To get rid of the tired emphasis when we have been fixed in it, a
very strong effort is necessary at first, and gradually it gets
easier, and easier, until we have cast off the tired emphasis
entirely and have the habit of looking toward rest.
We must say to ourselves with decision in so many words, and must
think the meaning of the words and insist upon it: "I am very tired.
Yes, of course, I am very tired, but I am going to bed to get
rested."
There are a hundred little individual ways that we can talk to
ourselves, and turn ourselves toward rest, at the end of the day
when the time comes to rest.
One way to begin, which is necessary to most of us, is to stop
resisting the tired. Every complaint of fatigue, whether it is
merely in our own minds, or is made to others, is full of
resistance, and resistance to any sort of fatigue emphasizes it
proportionately.
That is why it is good to say to ourselves: "Yes, I am tired; I am
awfully tired. I am willing to be tired."
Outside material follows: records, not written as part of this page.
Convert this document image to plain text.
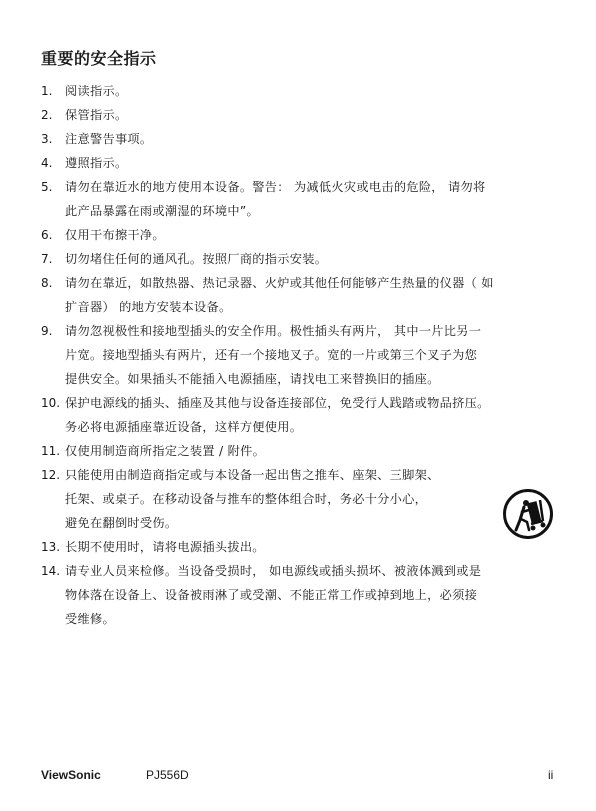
重要的安全指示
1.	阅读指示。
2.	保管指示。
3.	注意警告事项。
4.	遵照指示。
5.	请勿在靠近水的地方使用本设备。警告： 为减低火灾或电击的危险， 请勿将
此产品暴露在雨或潮湿的环境中”。
6.	仅用干布擦干净。
7.	切勿堵住任何的通风孔。按照厂商的指示安装。
8.	请勿在靠近，如散热器、热记录器、火炉或其他任何能够产生热量的仪器（ 如
扩音器） 的地方安装本设备。
9.	请勿忽视极性和接地型插头的安全作用。极性插头有两片， 其中一片比另一
片宽。接地型插头有两片，还有一个接地叉子。宽的一片或第三个叉子为您
提供安全。如果插头不能插入电源插座，请找电工来替换旧的插座。
10. 保护电源线的插头、插座及其他与设备连接部位，免受行人践踏或物品挤压。
务必将电源插座靠近设备，这样方便使用。
11. 仅使用制造商所指定之装置 / 附件。
12. 只能使用由制造商指定或与本设备一起出售之推车、座架、三脚架、
托架、或桌子。在移动设备与推车的整体组合时，务必十分小心，
避免在翻倒时受伤。
13. 长期不使用时，请将电源插头拔出。
14. 请专业人员来检修。当设备受损时， 如电源线或插头损坏、被液体溅到或是
物体落在设备上、设备被雨淋了或受潮、不能正常工作或掉到地上，必须接
受维修。
ViewSonic	PJ556D	ii
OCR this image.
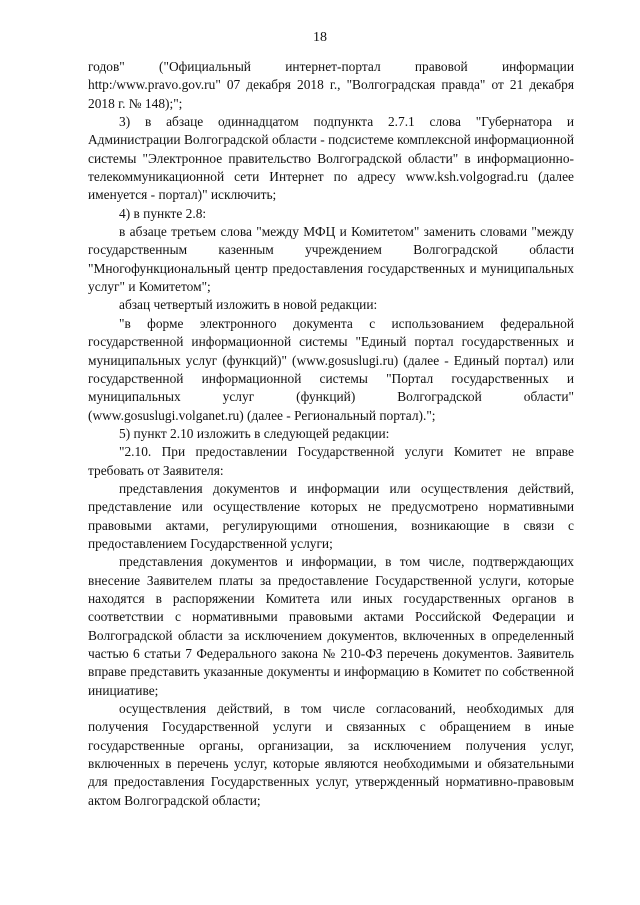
18

годов" ("Официальный интернет-портал правовой информации http:/www.pravo.gov.ru" 07 декабря 2018 г., "Волгоградская правда" от 21 декабря 2018 г. № 148);";

3) в абзаце одиннадцатом подпункта 2.7.1 слова "Губернатора и Администрации Волгоградской области - подсистеме комплексной информационной системы "Электронное правительство Волгоградской области" в информационно-телекоммуникационной сети Интернет по адресу www.ksh.volgograd.ru (далее именуется - портал)" исключить;

4) в пункте 2.8:

в абзаце третьем слова "между МФЦ и Комитетом" заменить словами "между государственным казенным учреждением Волгоградской области "Многофункциональный центр предоставления государственных и муниципальных услуг" и Комитетом";

абзац четвертый изложить в новой редакции:

"в форме электронного документа с использованием федеральной государственной информационной системы "Единый портал государственных и муниципальных услуг (функций)" (www.gosuslugi.ru) (далее - Единый портал) или государственной информационной системы "Портал государственных и муниципальных услуг (функций) Волгоградской области" (www.gosuslugi.volganet.ru) (далее - Региональный портал).";

5) пункт 2.10 изложить в следующей редакции:

"2.10. При предоставлении Государственной услуги Комитет не вправе требовать от Заявителя:

представления документов и информации или осуществления действий, представление или осуществление которых не предусмотрено нормативными правовыми актами, регулирующими отношения, возникающие в связи с предоставлением Государственной услуги;

представления документов и информации, в том числе, подтверждающих внесение Заявителем платы за предоставление Государственной услуги, которые находятся в распоряжении Комитета или иных государственных органов в соответствии с нормативными правовыми актами Российской Федерации и Волгоградской области за исключением документов, включенных в определенный частью 6 статьи 7 Федерального закона № 210-ФЗ перечень документов. Заявитель вправе представить указанные документы и информацию в Комитет по собственной инициативе;

осуществления действий, в том числе согласований, необходимых для получения Государственной услуги и связанных с обращением в иные государственные органы, организации, за исключением получения услуг, включенных в перечень услуг, которые являются необходимыми и обязательными для предоставления Государственных услуг, утвержденный нормативно-правовым актом Волгоградской области;
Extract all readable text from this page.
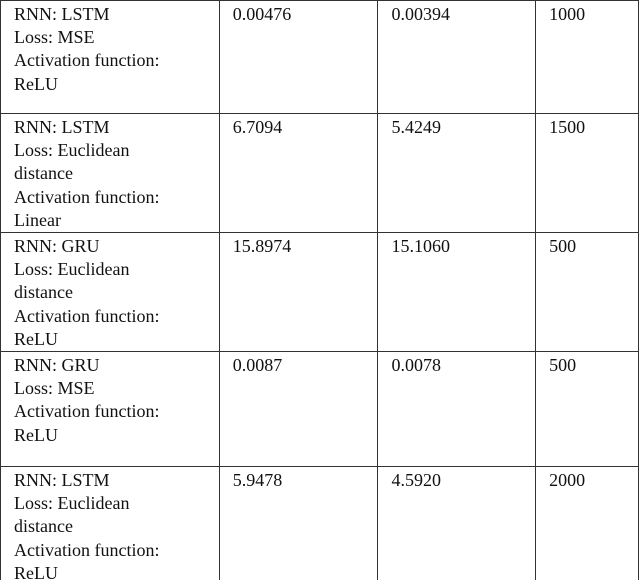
RNN: LSTM
Loss: MSE
Activation function:
ReLU	0.00476	0.00394	1000

RNN: LSTM
Loss: Euclidean
distance
Activation function:
Linear	6.7094	5.4249	1500

RNN: GRU
Loss: Euclidean
distance
Activation function:
ReLU	15.8974	15.1060	500

RNN: GRU
Loss: MSE
Activation function:
ReLU	0.0087	0.0078	500

RNN: LSTM
Loss: Euclidean
distance
Activation function:
ReLU	5.9478	4.5920	2000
When we have used our wills to drop the nervous and muscular
contractions that the fatigue has caused, we can add with more
emphasis and more meaning, "and I am going to bed to get rested."
Some one could say just here: "That is all very well for an
ordinarily tired person, but it would never do me any good. I am too
tired even to try it."
The answer to that is, the more tired you are, the more you need to
try it, and the more interesting the experiment will be.